Less than a week ago, the six of us were bed ridden with a flu that took over the whole house. It forced us all to slow down, relax and spend time some much needed time together. We weren’t feeling great but we had each other’s company.
Monday morning came and I was more than ready to get everyone back to school. Not only to play catch up with the things I had wanted to get done the previous week, but I was looking forward to getting back on my self care daily schedule. I hadn’t had the energy to work out, do yoga, meditate or even write. I also only did my three daily gratitudes some of the time when I felt I could pick up a pen.

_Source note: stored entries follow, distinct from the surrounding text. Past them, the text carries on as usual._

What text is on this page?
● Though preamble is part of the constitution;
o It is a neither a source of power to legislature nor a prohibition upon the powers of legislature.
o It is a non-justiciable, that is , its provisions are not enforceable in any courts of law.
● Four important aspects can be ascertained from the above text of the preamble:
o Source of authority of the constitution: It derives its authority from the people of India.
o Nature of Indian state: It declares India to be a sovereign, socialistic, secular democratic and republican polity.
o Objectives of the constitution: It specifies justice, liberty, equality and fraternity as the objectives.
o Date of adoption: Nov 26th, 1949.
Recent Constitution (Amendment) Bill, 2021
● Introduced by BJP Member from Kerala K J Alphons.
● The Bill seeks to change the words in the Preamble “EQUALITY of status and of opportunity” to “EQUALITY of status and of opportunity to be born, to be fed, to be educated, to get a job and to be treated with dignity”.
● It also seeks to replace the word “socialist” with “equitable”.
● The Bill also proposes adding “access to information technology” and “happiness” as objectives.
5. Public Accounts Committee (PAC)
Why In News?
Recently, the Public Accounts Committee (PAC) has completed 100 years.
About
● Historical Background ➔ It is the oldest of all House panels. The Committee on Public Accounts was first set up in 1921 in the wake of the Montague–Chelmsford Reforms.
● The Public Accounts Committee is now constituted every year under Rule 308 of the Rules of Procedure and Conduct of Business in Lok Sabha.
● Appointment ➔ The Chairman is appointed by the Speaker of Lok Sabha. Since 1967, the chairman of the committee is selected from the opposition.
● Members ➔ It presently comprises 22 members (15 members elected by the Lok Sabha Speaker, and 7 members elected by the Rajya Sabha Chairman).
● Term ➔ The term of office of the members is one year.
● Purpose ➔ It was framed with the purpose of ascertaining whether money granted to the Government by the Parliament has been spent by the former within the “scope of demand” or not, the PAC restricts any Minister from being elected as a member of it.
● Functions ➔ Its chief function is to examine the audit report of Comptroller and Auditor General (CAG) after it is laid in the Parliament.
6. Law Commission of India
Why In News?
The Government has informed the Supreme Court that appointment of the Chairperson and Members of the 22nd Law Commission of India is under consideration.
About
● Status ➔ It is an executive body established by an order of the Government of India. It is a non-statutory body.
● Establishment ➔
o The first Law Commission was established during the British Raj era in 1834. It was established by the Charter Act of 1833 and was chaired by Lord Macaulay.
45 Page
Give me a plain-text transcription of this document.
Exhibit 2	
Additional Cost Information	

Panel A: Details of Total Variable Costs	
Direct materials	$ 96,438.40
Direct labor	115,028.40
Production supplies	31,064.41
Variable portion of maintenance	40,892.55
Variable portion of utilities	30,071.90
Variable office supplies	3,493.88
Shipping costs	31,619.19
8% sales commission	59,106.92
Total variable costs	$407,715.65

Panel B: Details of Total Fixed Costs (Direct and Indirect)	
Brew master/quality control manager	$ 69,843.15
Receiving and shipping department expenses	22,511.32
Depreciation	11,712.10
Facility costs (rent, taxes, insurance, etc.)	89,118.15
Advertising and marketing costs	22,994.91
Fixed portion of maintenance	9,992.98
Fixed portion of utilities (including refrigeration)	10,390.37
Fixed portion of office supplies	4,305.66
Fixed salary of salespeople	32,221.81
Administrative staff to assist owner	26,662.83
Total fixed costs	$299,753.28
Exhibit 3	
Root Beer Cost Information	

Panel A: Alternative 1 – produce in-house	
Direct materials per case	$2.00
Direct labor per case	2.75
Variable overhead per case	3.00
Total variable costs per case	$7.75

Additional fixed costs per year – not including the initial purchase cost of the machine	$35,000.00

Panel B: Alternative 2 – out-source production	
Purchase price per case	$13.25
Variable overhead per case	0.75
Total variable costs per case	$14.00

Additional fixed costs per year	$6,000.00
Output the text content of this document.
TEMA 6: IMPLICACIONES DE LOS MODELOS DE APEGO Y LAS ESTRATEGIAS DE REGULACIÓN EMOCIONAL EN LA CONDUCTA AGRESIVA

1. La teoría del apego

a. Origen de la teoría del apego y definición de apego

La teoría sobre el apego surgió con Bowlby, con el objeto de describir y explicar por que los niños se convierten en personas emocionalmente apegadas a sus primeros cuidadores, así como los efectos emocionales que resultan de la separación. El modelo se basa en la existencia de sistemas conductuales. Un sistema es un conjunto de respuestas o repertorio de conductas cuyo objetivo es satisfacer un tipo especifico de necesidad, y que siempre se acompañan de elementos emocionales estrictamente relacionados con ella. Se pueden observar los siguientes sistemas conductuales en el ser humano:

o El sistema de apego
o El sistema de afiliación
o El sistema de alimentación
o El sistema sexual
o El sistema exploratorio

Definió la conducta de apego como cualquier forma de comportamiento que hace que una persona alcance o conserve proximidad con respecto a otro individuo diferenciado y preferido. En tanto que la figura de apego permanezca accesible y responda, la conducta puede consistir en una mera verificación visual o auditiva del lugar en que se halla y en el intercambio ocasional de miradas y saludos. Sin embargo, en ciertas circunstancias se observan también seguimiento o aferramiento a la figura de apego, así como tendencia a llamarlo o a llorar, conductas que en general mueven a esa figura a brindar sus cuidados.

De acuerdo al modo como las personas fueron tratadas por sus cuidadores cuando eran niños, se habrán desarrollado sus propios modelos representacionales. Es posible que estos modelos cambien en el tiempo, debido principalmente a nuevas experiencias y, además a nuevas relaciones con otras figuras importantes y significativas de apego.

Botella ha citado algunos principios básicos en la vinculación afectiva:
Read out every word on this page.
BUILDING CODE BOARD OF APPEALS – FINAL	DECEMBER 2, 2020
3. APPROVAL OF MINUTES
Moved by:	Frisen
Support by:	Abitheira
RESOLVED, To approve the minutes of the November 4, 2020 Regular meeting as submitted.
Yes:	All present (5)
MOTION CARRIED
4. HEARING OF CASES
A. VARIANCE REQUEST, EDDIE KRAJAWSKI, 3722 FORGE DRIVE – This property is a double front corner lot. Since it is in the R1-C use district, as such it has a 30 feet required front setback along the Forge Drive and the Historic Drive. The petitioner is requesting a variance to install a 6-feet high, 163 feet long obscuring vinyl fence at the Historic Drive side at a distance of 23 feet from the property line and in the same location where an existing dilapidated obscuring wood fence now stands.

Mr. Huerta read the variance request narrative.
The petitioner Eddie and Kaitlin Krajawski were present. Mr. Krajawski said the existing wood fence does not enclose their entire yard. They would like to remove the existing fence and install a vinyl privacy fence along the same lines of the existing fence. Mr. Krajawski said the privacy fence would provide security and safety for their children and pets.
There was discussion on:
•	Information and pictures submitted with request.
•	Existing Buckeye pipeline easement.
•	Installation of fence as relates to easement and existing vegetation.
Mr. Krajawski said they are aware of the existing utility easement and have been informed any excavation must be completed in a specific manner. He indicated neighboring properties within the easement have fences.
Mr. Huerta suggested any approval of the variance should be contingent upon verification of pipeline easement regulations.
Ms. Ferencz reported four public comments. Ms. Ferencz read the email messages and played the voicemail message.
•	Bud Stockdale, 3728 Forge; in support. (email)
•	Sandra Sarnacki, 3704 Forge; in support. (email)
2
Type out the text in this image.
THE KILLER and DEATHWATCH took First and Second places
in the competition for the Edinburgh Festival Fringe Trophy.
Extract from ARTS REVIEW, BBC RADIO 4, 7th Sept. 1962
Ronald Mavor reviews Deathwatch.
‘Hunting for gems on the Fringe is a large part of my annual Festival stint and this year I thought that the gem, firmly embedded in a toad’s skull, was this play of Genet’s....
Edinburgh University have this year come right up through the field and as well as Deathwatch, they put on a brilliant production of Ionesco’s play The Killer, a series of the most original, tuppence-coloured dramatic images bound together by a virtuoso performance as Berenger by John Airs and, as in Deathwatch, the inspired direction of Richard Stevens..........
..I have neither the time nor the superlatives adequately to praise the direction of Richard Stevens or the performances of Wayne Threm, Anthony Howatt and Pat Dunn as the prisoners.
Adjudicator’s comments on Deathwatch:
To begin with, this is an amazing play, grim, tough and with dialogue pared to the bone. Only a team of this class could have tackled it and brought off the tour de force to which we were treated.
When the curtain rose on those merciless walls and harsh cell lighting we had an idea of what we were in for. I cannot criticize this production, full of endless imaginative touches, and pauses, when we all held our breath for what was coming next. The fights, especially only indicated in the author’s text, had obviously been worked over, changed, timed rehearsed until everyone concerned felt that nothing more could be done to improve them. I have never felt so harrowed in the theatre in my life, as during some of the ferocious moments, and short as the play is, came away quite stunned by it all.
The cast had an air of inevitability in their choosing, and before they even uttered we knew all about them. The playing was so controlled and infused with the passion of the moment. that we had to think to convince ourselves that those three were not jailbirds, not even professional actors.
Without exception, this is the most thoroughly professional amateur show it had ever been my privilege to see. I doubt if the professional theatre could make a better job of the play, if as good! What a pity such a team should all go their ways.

As this week went on, I was feeling more complete as I checked things off my list. Then today arrived and I had nothing planned. After dropping the kids off at school, I hit up the grocery store to pick up some toiletries and then went home.
I stood in the kitchen for awhile, staring, trying to figure out what to do with the free two hours I had to myself.
I knew I wanted to do yoga in order to take some deep breaths to relax but it was weird, when I was done, I didn’t feel calmer like I normally do but instead I felt a wave of anxiety. I had spent all week playing catch up so there was nothing pressing on my list but the days were flying by with little to no time to slow down and pause.
And now I was handed this quiet time but all I wanted to do was fill it up by keeping myself busy doing things that needed to get done instead of doing something for me. I could feel the overwhelming tears start to swell inside me but I couldn’t explain the emotions coming to the surface. I, then reminded myself to pause and breathe.
The overwhelm has come in waves today and when it shows up, I stop to take three or four deep belly breaths in order to center myself. When I finally felt the anxiety go away, I was able to open a book that I am engrossed in (Soulful Simplicity by Courtney Carver) and let go.
I let go of the need to be busy.
I let go of the feeling that I “should” be doing something.
Then I leaned into the things that make me happy and find peace throughout my day. I paused to sing silly songs with my younger two kids. And now we are snuggled together on the couch under our giant, soft blanket enjoying the time together before the big kids get home from school.
It takes me being very intentional to slow down because it is ingrained in my brain that I must stay busy. But it turns out that I actually function on a higher level when I’m able to slow down, focus on me for a bit and stop worrying about how to answer the age old question of a mother of four… “How do you do it all?”